Ela é direcionada a dois tipos de beneficiários: pessoas físicas, como profissionais do setor artístico e cultural, e entidades culturais afetadas em suas atividades, como pequenas empresas e instituições culturais. Em São João del-Rei, foi prevista a aplicação de R$635 mil na economia. Dos sete entrevistados, cinco foram contemplados pela Lei.
O produtor musical do Estúdio El Niño, Juliano Pires, encontrou na Aldir Blanc um grande amparo: “Muita gente que antes não teria condições financeiras de produzir o seu próprio disco agora tem o orçamento para isso, e tem nos contatado para as gravações”.
Público x Artista
Espetáculos, aulas presenciais, ensaios e vendas tiveram que ser repensados. Para Camila Mendes, a adaptação veio por meio das ações feitas em outdoors, tapumes de obra por São João del-Rei, janelas e mídias sociais da ADRO Galeria, coletivo do qual faz parte.

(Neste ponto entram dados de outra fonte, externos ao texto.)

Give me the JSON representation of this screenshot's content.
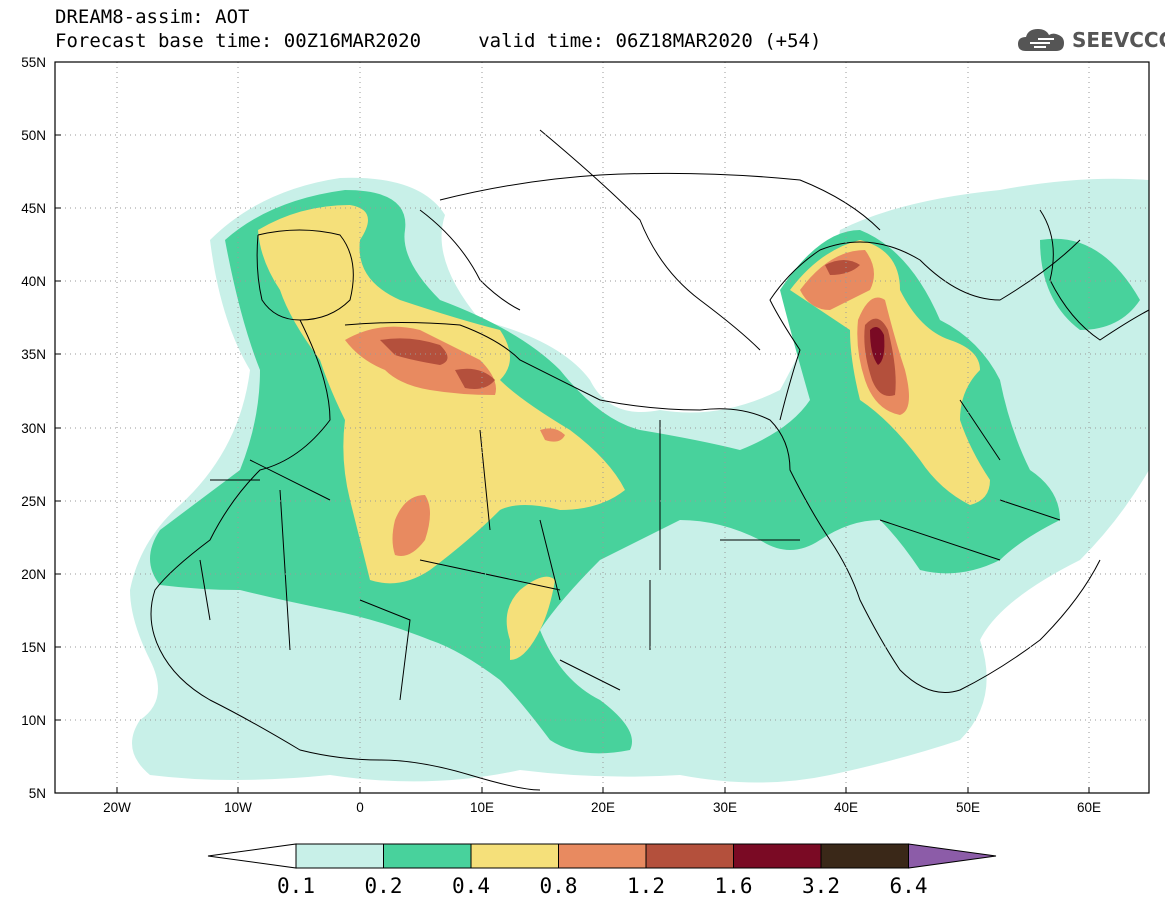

Os eventos online são outros artifícios utilizados que demandam uma linguagem própria e plataformas de transmissão eficientes. “Fiz duas gravações do meu trabalho ‘Mil Litros de Preto’, que era presencial. É uma sensação diferente já que, na gravação, são poucos participando. E no espetáculo há uma audiência maior envolvida”, relata Lucimélia Romão.
No Galpão Arte em Movimento, a volta às aulas foi feita com turmas reduzidas pela metade e adotando medidas de segurança, como: uso obrigatório de máscara, tapete com água sanitária para limpeza dos sapatos, aplicação de álcool 70% e a medição de temperatura na entrada. Já Juliano Pereira pensa em formas de promover o retorno presencial, com equipes e público menores dentro do Teatro da Pedra ou ao ar livre. “Estamos constantemente pensando em como fazer isso acontecer. Virtualmente? Presencialmente? De máscara? Com vários metros de distância? Ainda não sabemos. Há várias formas de trabalhar, o importante é ocupar os espaços”, conclui.